Leadership Series – Managing Self

Self-awareness is the ability to identify own beliefs, feelings, and emotions is a critical component for leadership success. You can become more purposeful when you know yourself well. You can better lead your team toward the shared vision when you are aware of your strengths and weaknesses. Leadership coaching can help you accelerate your self-awareness so you can become more effective in achieving your organizational goals. By managing yourself first, you will be able to lead others.

Leadership is the capacity to translate vision into reality,” said Warren Bennis, a pioneer in leadership research. To mobilize others to follow the vision, a leader needs to inspire trust and credibility. 

The best-regarded leaders are those who lead themselves first. People with high self-awareness understand what makes them tick and how to respond effectively. They have more direction, purpose, influence, and success in their professional and personal lives. They also demonstrate the capacity to evaluate their actions, beliefs, and the impact they have on others. 

Self-Awareness is critical for your success as a Leader. In 2010, Green Peak Partners and Cornell’s School of Industrial Relations published a study that examined 72 executives at public and private companies with revenues from $50 million to $5 billion. The research studied executive interpersonal traits, finding that self-awareness was one of the most important traits in leadership success.

Self-Awareness is the ability to identify one own’s feelings, traits, strengths, including how to own behaviors are impacting others. Self-awareness is an ongoing process requiring mindfulness. 

No matter how much progress you make, there is always more to learn about yourself. Being self-aware is a journey, not a status.

As an organizational psychologist and leadership coach, I can attest that those leaders who commit to self-awareness and are willing to do the work are the ones achieving breakthroughs leading to more positive changes that impact their organization’s bottom line.  

According to the Center for Creative Leadership, a leader’s journey to increased self-awareness has 4 phases:

  1. Leadership Wisdom: leader’s reflection based on own’s experiences; 
  2. Leadership Identity: the identification of natural traits; learned skills and core values;
  3. Leadership Reputation: how a leader’s behaviors impact others perceptions; and,  
  4. Leadership Brand: How the leader wants to be perceived based on aspirational traits. 

Leadership coaching allows leaders to explore these four facets in a safe space. With the support of a professional coach, the leader can gain clarity on what are the traits and behaviors that will support the achievement of organizational goals, and what behaviors or beliefs have the potential to derail a leader’s progression. 

I recall the case of a leader who became aware of his micro-managing tendencies. He realized that he was not trusting his reports would be able to complete the work on time. On Sunday mornings, as he was preparing for the week ahead, he would send follow up emails to his team, causing anxiety and stress that ruined their weekends. 

The key to cultivating leadership wisdom is taking time to reflect on your experiences.

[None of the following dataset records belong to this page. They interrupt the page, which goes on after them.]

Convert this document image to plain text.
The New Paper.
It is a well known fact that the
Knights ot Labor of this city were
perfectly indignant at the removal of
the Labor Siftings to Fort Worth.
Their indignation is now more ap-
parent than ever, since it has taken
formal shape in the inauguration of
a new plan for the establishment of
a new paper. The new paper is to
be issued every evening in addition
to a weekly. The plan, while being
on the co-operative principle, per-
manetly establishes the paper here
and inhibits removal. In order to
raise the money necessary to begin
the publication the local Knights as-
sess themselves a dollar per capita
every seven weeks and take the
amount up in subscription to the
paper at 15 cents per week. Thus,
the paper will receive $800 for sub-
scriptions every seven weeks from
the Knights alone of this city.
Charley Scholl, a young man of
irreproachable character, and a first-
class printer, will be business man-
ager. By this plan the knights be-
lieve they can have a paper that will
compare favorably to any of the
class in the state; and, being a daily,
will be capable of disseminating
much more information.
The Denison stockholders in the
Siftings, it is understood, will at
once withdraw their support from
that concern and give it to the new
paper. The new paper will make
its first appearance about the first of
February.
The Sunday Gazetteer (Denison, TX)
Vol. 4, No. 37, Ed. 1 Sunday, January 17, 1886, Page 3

The leader discovered his lack of trust was at the core of his micromanaging tendencies. He learned to evaluate case by case, noticing that in most cases, he had no reasons to doubt their direct reports’ ability to complete the work on time. He learned he did not have to ask them to communicate frequently with status reports to verify the standards.

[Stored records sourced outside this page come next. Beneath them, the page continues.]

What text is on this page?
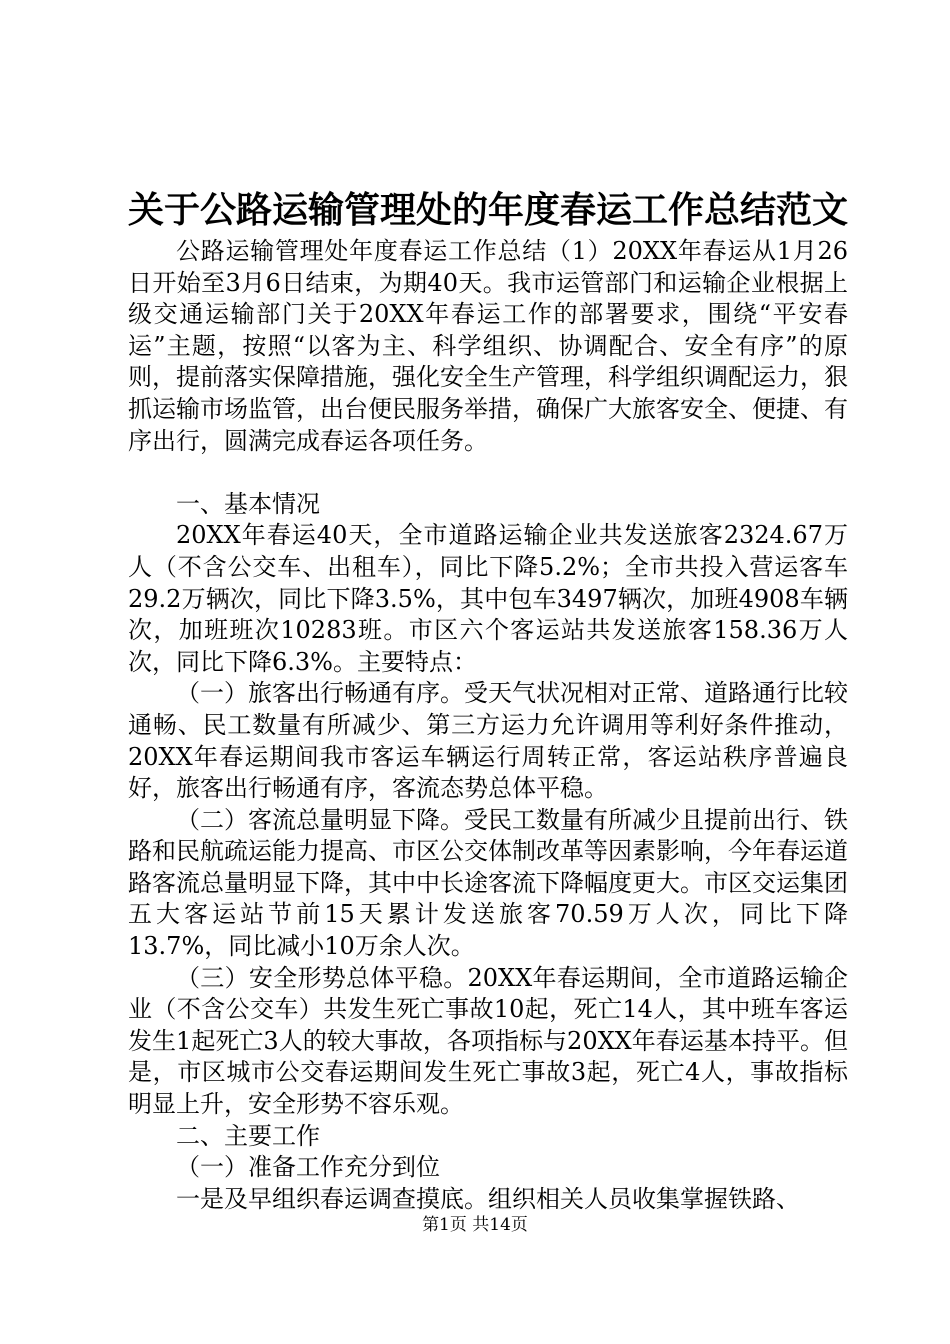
关于公路运输管理处的年度春运工作总结范文

公路运输管理处年度春运工作总结（1）20XX年春运从1月26日开始至3月6日结束，为期40天。我市运管部门和运输企业根据上级交通运输部门关于20XX年春运工作的部署要求，围绕“平安春运”主题，按照“以客为主、科学组织、协调配合、安全有序”的原则，提前落实保障措施，强化安全生产管理，科学组织调配运力，狠抓运输市场监管，出台便民服务举措，确保广大旅客安全、便捷、有序出行，圆满完成春运各项任务。

一、基本情况

20XX年春运40天，全市道路运输企业共发送旅客2324.67万人（不含公交车、出租车），同比下降5.2%；全市共投入营运客车29.2万辆次，同比下降3.5%，其中包车3497辆次，加班4908车辆次，加班班次10283班。市区六个客运站共发送旅客158.36万人次，同比下降6.3%。主要特点：

（一）旅客出行畅通有序。受天气状况相对正常、道路通行比较通畅、民工数量有所减少、第三方运力允许调用等利好条件推动，20XX年春运期间我市客运车辆运行周转正常，客运站秩序普遍良好，旅客出行畅通有序，客流态势总体平稳。

（二）客流总量明显下降。受民工数量有所减少且提前出行、铁路和民航疏运能力提高、市区公交体制改革等因素影响，今年春运道路客流总量明显下降，其中中长途客流下降幅度更大。市区交运集团五大客运站节前15天累计发送旅客70.59万人次，同比下降13.7%，同比减小10万余人次。

（三）安全形势总体平稳。20XX年春运期间，全市道路运输企业（不含公交车）共发生死亡事故10起，死亡14人，其中班车客运发生1起死亡3人的较大事故，各项指标与20XX年春运基本持平。但是，市区城市公交春运期间发生死亡事故3起，死亡4人，事故指标明显上升，安全形势不容乐观。

二、主要工作

（一）准备工作充分到位

一是及早组织春运调查摸底。组织相关人员收集掌握铁路、

第1页 共14页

To understand your leadership reputation, ask questions about the reputation you have established, try to view your behavior as others may, and check to see if your reputation aligns with your values and your desired leadership brand.

The leader became aware that his micro-managing tendencies were damaging to his reputation and the goals that he wanted to achieve. He was also creating unnecessary stress and annoyance jeopardizing employee retention and engagement. By taking personal responsibility, he started changing his behaviors and giving his team more space to do the work.

Understanding your leadership brand — how you’d like to be perceived — allows you to act to change those perceptions in a positive, authentic way,

He wanted to become a leader to build winning teams and for that, he needed to learn how to trust and delegate effectively. With increased self-awareness, he learned to recognize when he was falling into micro-managing tendencies and was able to adjust on the fly, instead of acting in an automatic pilot on his micromanaging tendencies. 

Know yourself. Lead yourself. Lead others.

I share important steps to increase your self-awareness:

  1. Own your process, be interested and willing to do the work required to learn about yourself
  2. Stay more in the present by recognizing your thoughts and emotions when they are happening 
  3. Ask for feedback and stay curious and interested to learn about how your behaviors are impacting others 
  4. If you receive feedback that seems to contradict your self-image, do not discount it. Process it with courage and willingness to make positive changes 
  5. Become in touch with your values, priorities, and needs 
  6. Identify the leadership attributes that you want to impersonate 
  7. Endeavor to become the leader that you want to become by consistently practicing the behaviors that are in alignment with your chosen leadership attributes 

In the end, self-awareness is the first step into a journey of personal transformation and self-mastery. If you are a leader ready to take your impact and influence to the next level, consider starting your self-discovery process. Lead yourself first before you can successfully lead others.